Dispersione scolastica: cause e rimedi. Un reddito per i più poveri

di Francesco Pastore (Professore Aggregato di Economia Politica presso la Seconda Università degli studi di Napoli)

Premessa

L’importanza del tema della dispersione scolastica1 per l’Unione Europea (UE da ora) è dimostrata dal fatto che essa rappresenta uno dei punti chiave elencati nell’agenda di Europa 2020. Come è noto, Europa 2020 indica, nell’ambito della Strategia di Lisbona, gli obiettivi che la politica economica deve raggiungere in ogni paese membro al fine di ottenere una convergenza reale fra i paesi e stimolare, così, una crescita economica stabile e duratura al loro interno.

Il target fissato da Europa 2020 per l’abbandono scolastico è pari al 10%: ogni paese membro deve portare la percentuale di coloro che non completano la scuola dell’obbligo, vale a dire la scuola secondaria di primo grado, al di sotto di questa soglia, che, come mostra la Figura 1, nel 2013, rappresentava all’incirca la media dell’UE a 28 paesi.

La posizione dell’Italia

Sono attualmente solo 9 i paesi che non raggiungono quella soglia e fra questi i primi cinque (Spagna, Malta, Portogallo, Romania, Italia) si trovano in una posizione piuttosto distante dal sesto paese (Bulgaria). C’è un vero e proprio salto fra il quintultimo e il sestultimo paese di questa speciale graduatoria. Con il suo 17.0%, l’Italia superava la Bulgaria (12.5%) di circa 5 punti percentuali, quasi la metà del dato Bulgaro.

Come in tutti i paesi UE, anche in Italia, la dispersione scolastica è un fenomeno che si coniuga al maschile, con un gap a danno degli uomini di circa 6.5 punti percentuali. In effetti, le donne sono non troppo lontane dall’obiettivo di Europa 2020, mentre gli uomini con il loro 20.2% sono ad un livello doppio rispetto al target indicato dall’Europa2.

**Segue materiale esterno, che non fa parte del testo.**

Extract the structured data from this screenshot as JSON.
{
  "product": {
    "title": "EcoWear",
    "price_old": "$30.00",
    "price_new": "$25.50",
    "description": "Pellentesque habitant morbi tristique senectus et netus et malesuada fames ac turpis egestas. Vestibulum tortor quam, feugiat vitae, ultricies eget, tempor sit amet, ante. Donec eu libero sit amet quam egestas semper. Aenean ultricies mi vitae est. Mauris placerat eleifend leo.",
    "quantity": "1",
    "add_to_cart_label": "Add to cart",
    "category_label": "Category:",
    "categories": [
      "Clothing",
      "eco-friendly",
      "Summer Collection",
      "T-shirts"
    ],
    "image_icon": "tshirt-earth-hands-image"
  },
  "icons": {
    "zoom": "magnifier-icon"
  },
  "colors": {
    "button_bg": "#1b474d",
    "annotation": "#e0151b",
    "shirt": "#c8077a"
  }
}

Il carattere classista dell’abbandono scolastico, soprattutto nelle aree meridionali del paese, e la sua correlazione con fenomeni di illegalità è stato notato da più parti (Colombo, 2015b, p. 414). Caroleo e Pastore (2012) denunciano come in Italia sia evidente la difficoltà del sistema di istruzione di invertire il paradosso di Pigou, secondo il quale la distribuzione statistica delle intelligenze non coincide con quella dei redditi, a dimostrazione del ruolo della esistente distribuzione della ricchezza, ma anche del fallimento del sistema di istruzione nel riequilibrare le sorti delle persone appartenenti a diverse classi sociali.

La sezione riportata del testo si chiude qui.